- Education: University of Pécs
- Occupation: Economist
- Years active: 2003-Present

= Zoltan Pozsar =

Hungarian-American economist

Zoltan Pozsar is a Hungarian-American economist specializing in the study of the financial system, money markets, and shadow banking. He has worked at international financial institutions and in the private sector, where he has become known for his analyses of the architecture of the global financial system and the role of non-bank intermediaries in providing liquidity.

Pozsar has produced influential research on the functioning of short-term funding markets, particularly regarding liquidity crises and the interactions among central banks, commercial banks, and shadow banking entities. His professional career includes positions at the International Monetary Fund, the Federal Reserve Bank of New York, and the investment firm Credit Suisse, where he served as Managing Director in the strategy for rates and credit. In 2023, he founded Ex Uno Capital, an independent macroeconomic advisory firm.

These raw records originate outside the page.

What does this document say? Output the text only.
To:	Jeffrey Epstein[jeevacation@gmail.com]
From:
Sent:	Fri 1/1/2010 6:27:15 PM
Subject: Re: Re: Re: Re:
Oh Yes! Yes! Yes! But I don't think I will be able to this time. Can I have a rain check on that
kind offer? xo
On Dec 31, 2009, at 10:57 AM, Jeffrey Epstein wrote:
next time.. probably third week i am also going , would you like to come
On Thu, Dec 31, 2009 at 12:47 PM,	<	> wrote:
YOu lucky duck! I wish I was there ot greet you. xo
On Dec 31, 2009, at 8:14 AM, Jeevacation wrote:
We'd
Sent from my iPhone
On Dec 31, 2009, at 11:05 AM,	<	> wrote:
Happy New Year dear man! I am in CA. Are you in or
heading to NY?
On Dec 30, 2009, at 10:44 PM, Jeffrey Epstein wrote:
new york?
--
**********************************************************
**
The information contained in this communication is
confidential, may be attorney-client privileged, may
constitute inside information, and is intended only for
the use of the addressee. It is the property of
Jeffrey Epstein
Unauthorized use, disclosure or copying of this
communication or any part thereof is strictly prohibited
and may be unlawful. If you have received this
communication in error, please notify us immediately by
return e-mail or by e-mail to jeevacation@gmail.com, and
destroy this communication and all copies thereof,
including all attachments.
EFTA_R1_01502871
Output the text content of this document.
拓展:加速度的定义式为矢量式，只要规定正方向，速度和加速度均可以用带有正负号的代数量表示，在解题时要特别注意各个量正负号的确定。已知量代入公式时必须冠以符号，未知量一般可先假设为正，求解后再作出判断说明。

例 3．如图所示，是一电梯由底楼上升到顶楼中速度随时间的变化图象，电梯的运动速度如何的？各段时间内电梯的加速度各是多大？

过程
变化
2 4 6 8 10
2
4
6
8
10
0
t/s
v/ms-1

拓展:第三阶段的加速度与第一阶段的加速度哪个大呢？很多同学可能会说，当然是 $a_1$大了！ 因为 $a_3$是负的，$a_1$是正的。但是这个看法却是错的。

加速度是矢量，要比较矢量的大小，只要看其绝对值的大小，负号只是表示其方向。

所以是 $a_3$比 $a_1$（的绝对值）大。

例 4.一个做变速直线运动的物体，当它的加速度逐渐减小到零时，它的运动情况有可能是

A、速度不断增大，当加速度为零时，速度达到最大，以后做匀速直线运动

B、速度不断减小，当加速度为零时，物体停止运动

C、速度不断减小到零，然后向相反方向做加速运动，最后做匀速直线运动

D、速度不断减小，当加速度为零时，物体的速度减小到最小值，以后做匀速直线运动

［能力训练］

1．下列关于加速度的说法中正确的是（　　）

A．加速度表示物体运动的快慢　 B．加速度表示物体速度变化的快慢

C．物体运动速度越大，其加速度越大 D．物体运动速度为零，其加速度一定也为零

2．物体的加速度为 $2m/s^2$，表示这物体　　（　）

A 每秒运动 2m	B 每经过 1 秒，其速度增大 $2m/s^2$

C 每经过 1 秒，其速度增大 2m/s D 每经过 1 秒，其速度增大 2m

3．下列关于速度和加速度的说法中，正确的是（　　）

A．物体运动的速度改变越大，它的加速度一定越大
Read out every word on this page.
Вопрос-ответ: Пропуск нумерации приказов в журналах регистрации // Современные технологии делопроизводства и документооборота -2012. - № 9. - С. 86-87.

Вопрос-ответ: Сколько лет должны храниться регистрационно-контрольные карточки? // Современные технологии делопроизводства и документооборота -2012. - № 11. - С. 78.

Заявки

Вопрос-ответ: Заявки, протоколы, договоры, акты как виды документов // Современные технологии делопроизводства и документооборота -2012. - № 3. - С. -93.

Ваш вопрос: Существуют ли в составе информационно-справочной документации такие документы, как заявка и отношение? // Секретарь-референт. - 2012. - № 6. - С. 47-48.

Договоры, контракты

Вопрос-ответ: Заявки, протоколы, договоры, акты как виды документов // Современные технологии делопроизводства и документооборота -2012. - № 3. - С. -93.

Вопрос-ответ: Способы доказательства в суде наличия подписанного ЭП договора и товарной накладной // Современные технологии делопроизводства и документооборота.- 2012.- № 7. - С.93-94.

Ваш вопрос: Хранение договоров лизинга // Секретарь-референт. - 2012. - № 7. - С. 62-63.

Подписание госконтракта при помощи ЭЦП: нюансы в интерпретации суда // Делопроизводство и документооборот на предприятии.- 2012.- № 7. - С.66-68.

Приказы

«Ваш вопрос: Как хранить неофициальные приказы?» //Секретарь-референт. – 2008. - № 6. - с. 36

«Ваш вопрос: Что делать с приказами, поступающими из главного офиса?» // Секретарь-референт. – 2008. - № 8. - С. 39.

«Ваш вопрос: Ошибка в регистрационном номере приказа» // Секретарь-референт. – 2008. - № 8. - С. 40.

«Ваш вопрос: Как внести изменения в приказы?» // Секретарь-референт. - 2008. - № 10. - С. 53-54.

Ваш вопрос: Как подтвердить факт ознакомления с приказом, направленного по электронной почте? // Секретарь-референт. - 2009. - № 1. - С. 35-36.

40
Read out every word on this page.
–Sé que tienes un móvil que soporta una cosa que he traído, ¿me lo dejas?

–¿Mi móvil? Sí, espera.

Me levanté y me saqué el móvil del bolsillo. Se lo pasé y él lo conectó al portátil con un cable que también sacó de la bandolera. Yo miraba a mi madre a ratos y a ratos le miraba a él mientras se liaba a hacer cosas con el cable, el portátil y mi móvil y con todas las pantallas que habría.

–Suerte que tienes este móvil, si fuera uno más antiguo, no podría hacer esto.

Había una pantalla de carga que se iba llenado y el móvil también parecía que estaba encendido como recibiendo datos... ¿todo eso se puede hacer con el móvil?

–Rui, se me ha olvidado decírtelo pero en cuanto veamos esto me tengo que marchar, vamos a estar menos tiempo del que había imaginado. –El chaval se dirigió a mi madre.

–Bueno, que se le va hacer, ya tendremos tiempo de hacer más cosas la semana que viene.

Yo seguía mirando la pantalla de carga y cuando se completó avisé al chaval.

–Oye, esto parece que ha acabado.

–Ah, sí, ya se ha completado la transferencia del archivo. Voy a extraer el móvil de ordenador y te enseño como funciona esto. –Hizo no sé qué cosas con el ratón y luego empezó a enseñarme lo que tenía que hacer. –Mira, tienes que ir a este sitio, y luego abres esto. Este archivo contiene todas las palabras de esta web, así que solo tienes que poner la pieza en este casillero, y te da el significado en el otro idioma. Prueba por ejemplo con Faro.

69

==Early life and education==
Zoltan Pozsar was born in Hungary. He graduated from the University of Pécs and received an MBA from KDI School of Public Policy and Management.

==Career==
In 2003, on a recommendation from KDI professor David J. Behling, Pozsar was hired by Mark Zandi of Moody's economy.com as an associate economist, initially charged with covering the recreational goods industry. In January 2006, Pozsar — along with two Moody's colleagues — predicted forecasts for trade gap, industrial production, durable goods orders and personal incomes that were the most accurate of any among major Wall Street analysts that month, earning the trio the MarketWatch Forecaster of the Month award.

He subsequently went to work at the Federal Reserve Bank of New York where he led market intelligence for securitized credit markets.

From 2011 to 2012, Pozsar was a visiting scholar at the International Monetary Fund and, from 2012 to 2015, a senior advisor with the U.S. Department of the Treasury.

In 2015, he left the U.S. Treasury department to join Credit Suisse as a director, and was later promoted to a managing director responsible for the bank's short-term interest rate strategy. At Credit Suisse, Pozsar correctly predicted a major shift in U.S. repurchase agreement markets that occurred in 2019.

He left Credit Suisse in May 2023. The following month, he announced the launch of his own advisory firm called Ex Uno Plures, a reversal of the Latin phrase 'e pluribus unum' that means 'out of one, many,' where he would offer clients insight into the dollar system.

===Writing and influence===
Pozsar is an influential taxonomist of shadow banking, described by Reuters as a "markets guru", and lauded by Adam Tooze as the Jules Verne of financial forecasting due to what Tooze calls his “brilliant and intellectually fertile” writing. In 2022, the Financial Times wrote that Pozsar was the only financier with his own hashtag on social media and that whenever Pozsar "publishes research, the financial corners of Twitter will light up with comments on the latest from #Zoltan". According to the Wall Street Journal, Wall Street insiders trade copies of Pozsar's writing "like music fans swapping bootlegs".

====Selected works====
- Pozsar, Zoltan (2014). "Shadow Banking: The Money View"
- Pozsar, Zoltan (2011). "Institutional Cash Pools and the Triffin Dilemma of the U.S. Banking System"
- Pozsar, Zoltan (2010). "Shadow Banking"

==Personal life==
Pozsar is fluent in English, German, and Hungarian.